Pedro suspiró con frustración. No debía olvidar que para ella era el alumno joven e impulsivo que se sentaba en la segunda fila.


—Perdone, doctora —sonrió—. Mi madre me enseñó a acompañar siempre a una mujer a su casa. No sólo por respeto a su familia, sino porque el mundo no es tan seguro como antes. ¿Ve usted a alguien más por aquí? No debería estar sola a estas horas —confiaba en poder convencerla de que le permitiera llevarla—. Mire, después de lo que ha pasado, no podría dormir si no la dejara a salvo en su casa.


Paula se frotó los brazos con las manos.


—Su madre es una buena mujer, pero…


—La próxima vez puede llamar a Seguridad de la Universidad para que la acompañen hasta su coche. Esta noche la llevo a casa —levantó las manos en un gesto de conciliación—. Por favor.


Paula pareció considerar su argumento.


—No dormiría nada, ¿eh?


—Nada.


—Supongo que no sería fácil encontrar un taxi aquí a estas horas. Y tengo que ir al baño.


Pedro había oído que las mujeres embarazadas iban mucho al baño. Quizá aquello lo ayudara a ganar la discusión.


—Pararemos en el primer sitio que esté abierto, se lo prometo.


Esperó con paciencia. Paula tardó un momento en asentir.


—De acuerdo. Iré con usted.


¡Por fin! Pedro nunca había tenido que esforzarse tanto para que una mujer aceptara su compañía. Sacó las llaves y abrió la puerta del coche.


—Pero no crea que eso va a hacer que le suba la nota, señor Tanner.


Pedro la ayudó a subir y se echó a reír.


—¿No? Yo creía que ya tenía la nota máxima en su clase.


Ella rió también.


—No del todo.


—Supongo que entonces tendré que esforzarme más —tiró del cinturón de seguridad y se lo pasó, procurando no rozar los dedos de ella con los suyos.


Cerró la puerta y dio la vuelta al coche.
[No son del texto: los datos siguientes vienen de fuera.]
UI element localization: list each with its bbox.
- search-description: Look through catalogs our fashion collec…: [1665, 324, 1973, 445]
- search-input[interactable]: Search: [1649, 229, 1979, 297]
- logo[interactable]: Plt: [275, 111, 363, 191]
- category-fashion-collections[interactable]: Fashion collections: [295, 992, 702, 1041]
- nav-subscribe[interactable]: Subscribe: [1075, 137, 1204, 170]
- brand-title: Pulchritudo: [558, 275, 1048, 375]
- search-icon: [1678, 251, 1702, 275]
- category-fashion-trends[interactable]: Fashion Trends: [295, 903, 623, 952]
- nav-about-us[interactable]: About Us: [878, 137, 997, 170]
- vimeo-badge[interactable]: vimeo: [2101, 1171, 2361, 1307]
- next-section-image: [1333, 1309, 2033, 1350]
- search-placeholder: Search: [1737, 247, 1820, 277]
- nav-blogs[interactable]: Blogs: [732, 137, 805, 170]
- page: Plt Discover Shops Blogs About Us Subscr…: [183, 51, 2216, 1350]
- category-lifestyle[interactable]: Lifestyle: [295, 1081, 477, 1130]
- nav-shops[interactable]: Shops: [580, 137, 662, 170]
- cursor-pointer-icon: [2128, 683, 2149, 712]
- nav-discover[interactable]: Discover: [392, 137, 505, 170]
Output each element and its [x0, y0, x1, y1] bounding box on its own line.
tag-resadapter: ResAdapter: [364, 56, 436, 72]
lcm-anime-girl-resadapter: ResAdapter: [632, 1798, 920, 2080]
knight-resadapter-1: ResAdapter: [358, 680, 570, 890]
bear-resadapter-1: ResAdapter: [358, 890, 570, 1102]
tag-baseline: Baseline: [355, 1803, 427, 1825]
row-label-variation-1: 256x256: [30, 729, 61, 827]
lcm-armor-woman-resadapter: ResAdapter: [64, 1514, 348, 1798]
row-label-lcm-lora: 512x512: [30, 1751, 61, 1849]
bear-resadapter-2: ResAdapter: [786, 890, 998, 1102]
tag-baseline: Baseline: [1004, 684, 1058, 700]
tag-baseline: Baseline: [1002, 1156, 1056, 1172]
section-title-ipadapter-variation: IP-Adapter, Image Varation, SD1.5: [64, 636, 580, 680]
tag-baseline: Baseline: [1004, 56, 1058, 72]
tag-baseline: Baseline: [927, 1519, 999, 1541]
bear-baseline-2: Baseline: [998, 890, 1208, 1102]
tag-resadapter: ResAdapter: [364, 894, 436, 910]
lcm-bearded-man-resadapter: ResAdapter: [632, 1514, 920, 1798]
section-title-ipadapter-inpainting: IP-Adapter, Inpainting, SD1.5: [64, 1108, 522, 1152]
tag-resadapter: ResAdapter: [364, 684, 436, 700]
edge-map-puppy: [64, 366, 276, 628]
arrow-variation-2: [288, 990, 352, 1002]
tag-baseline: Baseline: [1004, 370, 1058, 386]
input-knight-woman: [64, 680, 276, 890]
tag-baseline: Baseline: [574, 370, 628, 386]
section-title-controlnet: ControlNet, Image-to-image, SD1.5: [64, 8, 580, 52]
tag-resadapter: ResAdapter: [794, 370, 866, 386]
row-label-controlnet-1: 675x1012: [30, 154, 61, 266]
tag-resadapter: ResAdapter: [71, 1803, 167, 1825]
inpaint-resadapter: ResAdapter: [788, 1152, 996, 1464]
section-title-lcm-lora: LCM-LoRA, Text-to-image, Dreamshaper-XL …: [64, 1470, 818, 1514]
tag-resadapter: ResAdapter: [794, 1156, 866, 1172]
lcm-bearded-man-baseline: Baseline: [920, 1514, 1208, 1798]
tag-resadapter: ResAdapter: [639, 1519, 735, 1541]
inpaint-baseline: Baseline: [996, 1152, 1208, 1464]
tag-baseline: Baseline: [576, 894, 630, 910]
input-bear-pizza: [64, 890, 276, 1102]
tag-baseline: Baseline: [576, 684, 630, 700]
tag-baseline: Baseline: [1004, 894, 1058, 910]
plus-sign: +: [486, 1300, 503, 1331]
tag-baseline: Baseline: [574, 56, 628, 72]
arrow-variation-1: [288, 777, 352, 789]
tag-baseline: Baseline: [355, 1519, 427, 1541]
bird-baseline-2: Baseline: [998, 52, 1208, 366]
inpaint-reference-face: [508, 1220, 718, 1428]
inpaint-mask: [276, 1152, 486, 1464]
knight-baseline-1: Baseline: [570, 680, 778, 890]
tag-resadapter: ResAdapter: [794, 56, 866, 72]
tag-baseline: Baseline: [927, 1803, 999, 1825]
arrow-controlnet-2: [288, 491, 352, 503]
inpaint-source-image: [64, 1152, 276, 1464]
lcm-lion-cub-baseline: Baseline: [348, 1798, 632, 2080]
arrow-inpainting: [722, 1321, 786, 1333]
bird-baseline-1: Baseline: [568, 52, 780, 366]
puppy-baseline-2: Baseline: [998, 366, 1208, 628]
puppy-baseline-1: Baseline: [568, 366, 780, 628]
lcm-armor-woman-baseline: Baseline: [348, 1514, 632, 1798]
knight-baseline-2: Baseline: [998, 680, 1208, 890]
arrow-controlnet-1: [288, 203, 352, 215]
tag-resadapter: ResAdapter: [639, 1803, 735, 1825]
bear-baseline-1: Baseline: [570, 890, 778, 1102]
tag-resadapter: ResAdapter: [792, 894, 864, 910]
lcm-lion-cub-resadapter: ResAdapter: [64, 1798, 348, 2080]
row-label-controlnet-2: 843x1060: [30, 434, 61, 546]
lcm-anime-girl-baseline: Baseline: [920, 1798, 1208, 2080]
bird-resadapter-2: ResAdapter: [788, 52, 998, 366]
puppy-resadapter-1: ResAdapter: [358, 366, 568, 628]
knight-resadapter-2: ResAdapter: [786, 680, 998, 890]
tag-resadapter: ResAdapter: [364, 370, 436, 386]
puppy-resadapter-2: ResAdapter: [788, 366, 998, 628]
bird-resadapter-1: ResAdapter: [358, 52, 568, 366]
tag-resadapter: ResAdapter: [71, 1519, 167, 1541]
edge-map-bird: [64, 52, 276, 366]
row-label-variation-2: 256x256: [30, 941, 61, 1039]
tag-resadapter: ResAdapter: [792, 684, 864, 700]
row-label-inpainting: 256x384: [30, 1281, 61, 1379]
Se sentó al volante y puso el motor en marcha y la calefacción. El espacio confinado del vehículo se llenó rápidamente del olor a lana y cuero húmedos. Luego el olfato de él captó un aroma más sutil. Un aroma delicado a melocotón y nata. El aroma de Paula.



Apretó el volante con fuerza.


—¿Su madre también lo enseñó a ser perseverante, señor Tanner?


—Llámeme Pedro —la miró a los ojos—. Soy el pequeño de la familia, estoy acostumbrado a salirme siempre con la mía. Es uno de mis malos hábitos.


—¿Tiene más? —preguntó ella.


Pedro intentó no mirar aquellos increíbles ojos verdes y comprobó que no se acercaban coches antes de salir a la calle.


—Sí. Tengo la costumbre de entrometerme en los asuntos de los demás.